Meeting a modern-day weaver

Miki Miyajima, Qualified Weaver of Hakata-Ori Textiles

Take the train one stop from JR Hakata Station to Gion, then it’s just a quick stroll from the subway to the Hakata Orikoubou Oriorido. This entire Gokushomachi neighborhood still has the feel of an old Japanese castle town. There’s Touchouji Temple, with a pagoda and the Fukuoka Daibutsu, Japan’s biggest seated wooden Buddha; Shoufukuji, Japan’s first Zen temple; and Joudenji Temple, the place where Hakata-ori, the local form of woven cloth, originated. Against this atmospheric backdrop, I meet Miki Miyajima, a qualified weaver of Hakata-ori textiles. Miki weaves Hakata-ori textiles on a daily basis, chiefly for kimono sashes. As a child she loved to draw and sew, so her current job is a dream come true for her. Like most of the younger generation of Hakata-ori weavers, Miki graduated from Hakata-ori Development College.

At the Oriorido, I was surprised to see just what hard work weaving is. It involves using not just both hands, but both feet too. The single-mindedconcentration with which the weavers work—their looms going clickety-clack, clickety-clack—was impressive. “My teachers at college told me that I should sit at my loom all the time, except for when I was eating meals or had to go the toilet,” explains Miki. It’s hard and stressful work, but the crucial thing is to maintain the same rhythm. If your rhythm is off, you end up with irregularities in the cloth. Miki says that although technical level is not quite where she’d like it to be, she made up her mind to do the best she could now and is satisfied with her ability to express herself.

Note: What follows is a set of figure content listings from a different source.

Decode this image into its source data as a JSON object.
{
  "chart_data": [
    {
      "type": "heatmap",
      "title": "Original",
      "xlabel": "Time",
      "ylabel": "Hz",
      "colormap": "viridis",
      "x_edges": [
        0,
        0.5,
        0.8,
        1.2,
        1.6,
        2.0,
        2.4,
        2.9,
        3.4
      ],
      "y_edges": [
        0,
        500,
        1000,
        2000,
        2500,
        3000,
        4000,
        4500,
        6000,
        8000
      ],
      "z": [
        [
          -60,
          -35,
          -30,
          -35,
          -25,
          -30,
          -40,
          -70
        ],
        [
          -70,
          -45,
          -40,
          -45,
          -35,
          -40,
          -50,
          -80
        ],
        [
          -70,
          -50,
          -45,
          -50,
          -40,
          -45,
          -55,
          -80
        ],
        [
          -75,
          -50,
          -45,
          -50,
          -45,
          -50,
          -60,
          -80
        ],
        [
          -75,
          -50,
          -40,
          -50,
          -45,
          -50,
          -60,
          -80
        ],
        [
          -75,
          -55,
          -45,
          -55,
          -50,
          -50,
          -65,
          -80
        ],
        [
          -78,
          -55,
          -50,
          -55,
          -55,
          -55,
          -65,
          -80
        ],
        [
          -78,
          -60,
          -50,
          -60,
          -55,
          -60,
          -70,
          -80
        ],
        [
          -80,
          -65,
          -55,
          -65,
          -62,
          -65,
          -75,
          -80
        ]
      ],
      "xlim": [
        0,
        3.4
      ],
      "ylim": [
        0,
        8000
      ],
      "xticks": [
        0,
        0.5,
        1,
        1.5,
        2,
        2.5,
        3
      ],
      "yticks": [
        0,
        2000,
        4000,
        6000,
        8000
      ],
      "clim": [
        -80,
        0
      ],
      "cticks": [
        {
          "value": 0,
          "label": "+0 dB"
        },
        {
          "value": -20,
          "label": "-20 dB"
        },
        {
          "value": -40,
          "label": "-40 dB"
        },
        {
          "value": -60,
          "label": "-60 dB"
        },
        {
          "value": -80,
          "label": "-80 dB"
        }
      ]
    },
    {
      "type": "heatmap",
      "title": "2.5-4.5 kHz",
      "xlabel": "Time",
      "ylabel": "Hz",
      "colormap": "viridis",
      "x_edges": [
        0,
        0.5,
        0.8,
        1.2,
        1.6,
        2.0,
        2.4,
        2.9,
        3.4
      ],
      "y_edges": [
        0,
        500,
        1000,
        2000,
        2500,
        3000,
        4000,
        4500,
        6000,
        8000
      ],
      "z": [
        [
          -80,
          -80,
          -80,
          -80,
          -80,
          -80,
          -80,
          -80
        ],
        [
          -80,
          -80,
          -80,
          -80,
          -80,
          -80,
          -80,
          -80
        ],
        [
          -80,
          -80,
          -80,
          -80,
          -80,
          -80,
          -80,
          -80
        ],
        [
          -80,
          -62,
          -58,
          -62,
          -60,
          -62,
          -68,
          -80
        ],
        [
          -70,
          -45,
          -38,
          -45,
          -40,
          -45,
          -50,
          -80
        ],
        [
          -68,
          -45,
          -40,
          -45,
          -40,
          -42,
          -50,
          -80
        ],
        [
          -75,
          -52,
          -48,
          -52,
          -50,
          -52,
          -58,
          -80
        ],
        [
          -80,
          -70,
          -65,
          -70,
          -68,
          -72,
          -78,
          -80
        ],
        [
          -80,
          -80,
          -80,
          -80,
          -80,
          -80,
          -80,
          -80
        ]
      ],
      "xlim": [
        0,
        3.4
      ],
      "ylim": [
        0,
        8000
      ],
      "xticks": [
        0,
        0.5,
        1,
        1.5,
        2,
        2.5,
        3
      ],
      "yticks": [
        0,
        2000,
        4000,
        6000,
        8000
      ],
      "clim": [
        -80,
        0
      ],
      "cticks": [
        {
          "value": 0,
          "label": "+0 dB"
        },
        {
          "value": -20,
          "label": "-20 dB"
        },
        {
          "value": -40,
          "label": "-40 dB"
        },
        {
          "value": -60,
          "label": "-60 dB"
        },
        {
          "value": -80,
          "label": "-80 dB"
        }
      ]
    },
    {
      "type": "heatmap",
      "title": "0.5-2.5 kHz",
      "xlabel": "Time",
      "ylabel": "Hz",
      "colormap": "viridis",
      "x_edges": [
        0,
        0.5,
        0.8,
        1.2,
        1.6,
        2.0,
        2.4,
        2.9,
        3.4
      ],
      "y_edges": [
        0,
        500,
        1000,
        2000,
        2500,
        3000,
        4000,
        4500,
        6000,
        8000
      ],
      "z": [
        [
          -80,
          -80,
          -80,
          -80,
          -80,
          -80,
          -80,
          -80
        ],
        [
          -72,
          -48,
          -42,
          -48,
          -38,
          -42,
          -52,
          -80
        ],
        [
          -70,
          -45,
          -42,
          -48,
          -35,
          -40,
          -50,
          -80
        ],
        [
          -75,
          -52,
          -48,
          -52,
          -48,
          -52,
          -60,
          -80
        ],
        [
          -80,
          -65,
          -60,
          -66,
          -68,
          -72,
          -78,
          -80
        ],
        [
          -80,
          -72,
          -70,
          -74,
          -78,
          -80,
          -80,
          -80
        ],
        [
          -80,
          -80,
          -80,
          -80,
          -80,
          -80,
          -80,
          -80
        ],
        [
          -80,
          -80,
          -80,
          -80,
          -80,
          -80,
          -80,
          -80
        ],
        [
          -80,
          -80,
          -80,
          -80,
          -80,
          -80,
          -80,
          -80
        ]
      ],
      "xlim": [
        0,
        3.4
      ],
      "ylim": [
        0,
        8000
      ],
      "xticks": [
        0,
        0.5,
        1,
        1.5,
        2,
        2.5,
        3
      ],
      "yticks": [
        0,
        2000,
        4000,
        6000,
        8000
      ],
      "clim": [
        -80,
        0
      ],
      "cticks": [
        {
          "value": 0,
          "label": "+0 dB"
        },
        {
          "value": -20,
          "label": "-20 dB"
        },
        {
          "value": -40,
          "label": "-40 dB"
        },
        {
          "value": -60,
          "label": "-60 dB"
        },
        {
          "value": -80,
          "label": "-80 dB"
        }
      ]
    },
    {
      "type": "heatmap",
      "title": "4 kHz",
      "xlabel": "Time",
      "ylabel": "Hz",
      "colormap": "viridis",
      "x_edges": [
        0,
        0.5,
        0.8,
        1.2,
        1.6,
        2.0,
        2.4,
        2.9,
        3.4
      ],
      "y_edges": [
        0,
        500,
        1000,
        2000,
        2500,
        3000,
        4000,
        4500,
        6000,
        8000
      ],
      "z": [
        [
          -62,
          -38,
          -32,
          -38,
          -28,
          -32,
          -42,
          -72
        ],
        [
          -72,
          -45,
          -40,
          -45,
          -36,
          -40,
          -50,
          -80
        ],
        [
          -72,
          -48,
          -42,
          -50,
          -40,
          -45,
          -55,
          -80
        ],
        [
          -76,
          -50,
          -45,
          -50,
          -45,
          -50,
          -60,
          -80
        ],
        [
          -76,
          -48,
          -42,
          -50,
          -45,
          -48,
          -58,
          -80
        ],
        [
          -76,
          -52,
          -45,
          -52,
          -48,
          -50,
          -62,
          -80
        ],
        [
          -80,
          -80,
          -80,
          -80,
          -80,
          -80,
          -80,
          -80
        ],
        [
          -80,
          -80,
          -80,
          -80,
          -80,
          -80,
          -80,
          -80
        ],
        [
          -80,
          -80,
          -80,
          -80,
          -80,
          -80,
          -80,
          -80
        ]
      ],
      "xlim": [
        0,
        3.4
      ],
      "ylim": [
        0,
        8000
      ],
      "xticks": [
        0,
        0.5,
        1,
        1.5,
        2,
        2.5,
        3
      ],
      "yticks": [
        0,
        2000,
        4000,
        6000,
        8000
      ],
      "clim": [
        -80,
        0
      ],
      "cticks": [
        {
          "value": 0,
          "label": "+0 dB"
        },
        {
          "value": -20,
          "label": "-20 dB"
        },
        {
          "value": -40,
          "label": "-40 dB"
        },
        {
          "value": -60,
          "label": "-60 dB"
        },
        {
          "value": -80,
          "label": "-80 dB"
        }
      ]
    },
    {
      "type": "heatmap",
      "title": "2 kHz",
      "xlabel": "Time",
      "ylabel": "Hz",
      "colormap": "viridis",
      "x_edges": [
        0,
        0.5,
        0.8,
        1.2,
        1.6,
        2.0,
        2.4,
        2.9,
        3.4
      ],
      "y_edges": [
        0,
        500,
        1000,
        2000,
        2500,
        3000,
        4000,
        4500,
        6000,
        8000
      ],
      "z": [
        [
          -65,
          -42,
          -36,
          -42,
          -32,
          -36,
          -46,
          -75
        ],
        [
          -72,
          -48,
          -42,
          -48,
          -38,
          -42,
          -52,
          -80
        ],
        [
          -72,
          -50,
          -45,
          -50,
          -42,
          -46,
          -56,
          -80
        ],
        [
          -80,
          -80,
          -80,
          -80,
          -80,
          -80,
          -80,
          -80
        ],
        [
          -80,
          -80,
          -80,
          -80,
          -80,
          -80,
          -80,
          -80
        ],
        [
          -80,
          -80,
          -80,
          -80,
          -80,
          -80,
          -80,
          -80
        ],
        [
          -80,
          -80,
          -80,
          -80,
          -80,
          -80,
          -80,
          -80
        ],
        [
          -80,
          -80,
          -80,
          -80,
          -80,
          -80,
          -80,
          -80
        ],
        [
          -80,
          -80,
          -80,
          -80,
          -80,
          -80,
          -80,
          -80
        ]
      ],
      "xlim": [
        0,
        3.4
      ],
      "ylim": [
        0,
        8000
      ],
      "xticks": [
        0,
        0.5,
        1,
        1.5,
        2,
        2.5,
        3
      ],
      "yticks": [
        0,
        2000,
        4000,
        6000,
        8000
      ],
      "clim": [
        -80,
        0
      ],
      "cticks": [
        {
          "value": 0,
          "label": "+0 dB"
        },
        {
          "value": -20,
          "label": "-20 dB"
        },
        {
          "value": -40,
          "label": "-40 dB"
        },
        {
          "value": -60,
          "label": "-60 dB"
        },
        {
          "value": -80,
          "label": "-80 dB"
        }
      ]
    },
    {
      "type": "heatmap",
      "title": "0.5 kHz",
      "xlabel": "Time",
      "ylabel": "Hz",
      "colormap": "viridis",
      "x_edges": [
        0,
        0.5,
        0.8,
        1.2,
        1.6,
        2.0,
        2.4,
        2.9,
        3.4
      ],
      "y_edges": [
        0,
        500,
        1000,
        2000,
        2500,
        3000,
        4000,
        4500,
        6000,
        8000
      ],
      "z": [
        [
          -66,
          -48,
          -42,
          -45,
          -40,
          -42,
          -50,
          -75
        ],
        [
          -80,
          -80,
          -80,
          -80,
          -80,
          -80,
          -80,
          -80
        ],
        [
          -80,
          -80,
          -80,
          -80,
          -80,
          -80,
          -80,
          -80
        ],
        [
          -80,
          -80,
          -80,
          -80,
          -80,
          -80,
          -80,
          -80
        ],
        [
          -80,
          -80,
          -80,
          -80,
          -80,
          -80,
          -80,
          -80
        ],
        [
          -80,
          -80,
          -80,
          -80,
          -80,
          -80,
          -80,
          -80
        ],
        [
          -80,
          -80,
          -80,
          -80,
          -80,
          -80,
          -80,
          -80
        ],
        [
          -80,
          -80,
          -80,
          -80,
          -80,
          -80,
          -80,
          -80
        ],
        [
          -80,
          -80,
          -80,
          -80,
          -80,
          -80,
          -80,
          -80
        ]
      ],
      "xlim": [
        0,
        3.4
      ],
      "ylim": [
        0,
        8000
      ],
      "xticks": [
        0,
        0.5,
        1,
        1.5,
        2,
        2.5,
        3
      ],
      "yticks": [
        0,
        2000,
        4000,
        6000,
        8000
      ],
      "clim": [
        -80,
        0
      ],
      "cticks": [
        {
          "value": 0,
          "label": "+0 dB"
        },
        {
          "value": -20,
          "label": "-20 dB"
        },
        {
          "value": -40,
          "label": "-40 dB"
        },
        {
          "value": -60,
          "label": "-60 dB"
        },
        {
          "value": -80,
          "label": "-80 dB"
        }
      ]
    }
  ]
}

She’s also a mom. “My son is simply crazy about space,” she explains. “So I ended up getting interested too.” She sometimes watches videos about Japanese astronaut Kouichi Wakata on her laptop while she’s working. She admires his commitment to solving problems by himself. Images she saw on TV of the international space station have had an impact on her work, with geometric patterns working their way into the kimono sashes she makes. For her, the key concepts of Hakata-ori are “sheen” and “air.” Hakata-ori combines a fine warp (vertical thread) with a thicker woof (lateral threads). The woof is not a single thread, but several threads twisted together. Miki believes that these interlaced threads trap air inside them, resulting in a sheen that makes the cloth uniquely beautiful.

As well as watching weavers at work, the Oriorido gives tourists the opportunity to buy kimono sashes and accessories. There’s a range of things for sale including stoles, coasters, tissue cases and fan holders. When Miki is at her loom, she likes to imagine the future owner of whatever it is she is making. “If I’m weaving a kimono sash, then I want to make one that will put whoever wears it in a good mood and boost their self-confidence,” she explains. Miki recently took part in a workshop at the Hakata Traditional Craft and Design Museum. The workshop was about incorporating traditional Hakata arts and crafts into products that will appeal to modern global consumers. Miki teamed up with Japanese and American designers to develop bags made from textiles she had handwoven. It won’t be long until bags made from the cloth she poured her heart and soul into go on sale in Japan and around the world.